Erhaben ist der Anblick der Giraffe in dieser Präsentation, deren Nähe so wie hier sonst eben nicht erlebbar ist. Zu sehen sind auch Seelachs, Flamingo und der Maulwurf, ein eher als Schädling erachtetes Tier. Als exemplarisch Handelnde lockt die Künstlerin mit diesen Tieren dort moralische Gefühle oder Urteile hervor, wo sie sonst innerhalb der Konventionen des gesellschaftlichen Handelns, dem Jagen oder Essen, nicht als Maßstab angesetzt werden. „Diese Diskussion über Umweltschutz", so die Künstlerin, „interessiert mich, auch die Unaufrichtigkeit der Diskussion, die Unwissenheit über Folgen in die eine wie die andere Richtung, die Schönfärberei und die Hilflosigkeit." Nicht nur Tiere in präparierter Form auch andere Dinge aus der Natur integriert Möbus in ihre Werke wie die Äste der Erle und der Birke in ihrem Objekt Zeisigwald, die Vogeleier in Hans im Glück oder die Pflanzen Islandmoos und Erika. Als sie selbst kommen sie in den Arbeiten der Künstlerin vor. Neben diesen befinden sich ebenso Gegenstände, die vom Menschen gemacht sind. Fragmente der Realität sind Bestandteil einer jeden Arbeit von Christiane Möbus. So die Tische aus unterschiedlichen Gebrauchszusammenhängen wie der Nachbau eines Spieltischs oder ein runder Tisch mit einer Drehkonstruktion aus einem süddeutschen Theater oder ein Restauratorentisch aus dem Kunstgewerbemuseum in Berlin. Es gibt eine Kutsche und Puppenwagen aus dem 19. Jahrhundert sowie ein MAN LKW-Fahrerhaus. Diese Dinge bilden die Basis in der Kunst von Christiane Möbus.

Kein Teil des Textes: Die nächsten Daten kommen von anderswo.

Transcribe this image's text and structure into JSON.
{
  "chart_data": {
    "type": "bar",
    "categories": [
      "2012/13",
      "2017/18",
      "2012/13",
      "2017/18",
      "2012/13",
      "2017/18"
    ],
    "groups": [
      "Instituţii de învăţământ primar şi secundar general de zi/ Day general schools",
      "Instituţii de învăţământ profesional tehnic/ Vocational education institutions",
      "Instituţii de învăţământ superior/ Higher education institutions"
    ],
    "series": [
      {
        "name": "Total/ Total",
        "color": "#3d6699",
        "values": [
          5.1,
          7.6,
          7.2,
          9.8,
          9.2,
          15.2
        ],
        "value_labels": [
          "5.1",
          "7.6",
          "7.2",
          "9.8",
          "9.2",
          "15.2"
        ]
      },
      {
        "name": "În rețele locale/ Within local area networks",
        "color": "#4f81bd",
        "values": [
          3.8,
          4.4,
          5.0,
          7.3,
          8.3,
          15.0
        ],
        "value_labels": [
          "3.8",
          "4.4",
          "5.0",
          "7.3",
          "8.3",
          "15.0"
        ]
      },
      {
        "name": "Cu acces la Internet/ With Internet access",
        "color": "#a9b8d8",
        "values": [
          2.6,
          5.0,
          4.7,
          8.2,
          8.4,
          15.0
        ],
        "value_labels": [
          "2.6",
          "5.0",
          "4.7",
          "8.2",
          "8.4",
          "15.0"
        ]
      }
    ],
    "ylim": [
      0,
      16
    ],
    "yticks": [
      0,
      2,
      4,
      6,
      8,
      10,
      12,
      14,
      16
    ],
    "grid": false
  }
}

Die Idee, dass die Kunstwerke nicht aus klassischen Materialien der Bildhauerei wie Holz oder Stein beziehungsweise der Plastik wie Ton oder Bronze gebildet, sondern aus den Elementen der Realität zusammengesetzt werden, kommt aus den siebziger Jahren. Damals suchten die Künstler nach Wegen, um Kunst und Leben miteinander zu verbinden. Reales Handeln, reale Materialien und reale Lebensumstände sollten in die Kunst einbezogen werden. Bis 1970 hatte Christiane Möbus an der Kunstakademie in Braunschweig Bildhauerei studiert und ging dann mit einem Stipendium des DAAD nach New York. Seit dieser Zeit entwirft sie Werke, in denen die Fragmente der Realität jeweils mit geometrischen Formen wie Kreis oder Kugel, Viereck oder Quader, Oval oder Ei verbunden sind. Ein System abstrakter Motive durchzieht so zugleich die Installation von Christiane Möbus. Oftmals entlehnt sie diese selbst wieder einem Gegenstand. Die Giraffe steht so auf einem runden Edelstahlpodest, das an den Zirkus erinnert. Wie am Trapez schwebt das Tier im Raum und heißt Küsse vom König.

Katalog

Zur Ausstellung erscheint ein Katalog zum Preis von 19,- Euro, der die Werke der Künstlerin in ihrer Aufstellung im Neuen Museum dokumentiert mit einer Einführung von Melitta Kliege.

Für den Rundgang steht ein Begleitheft zur Verfügung.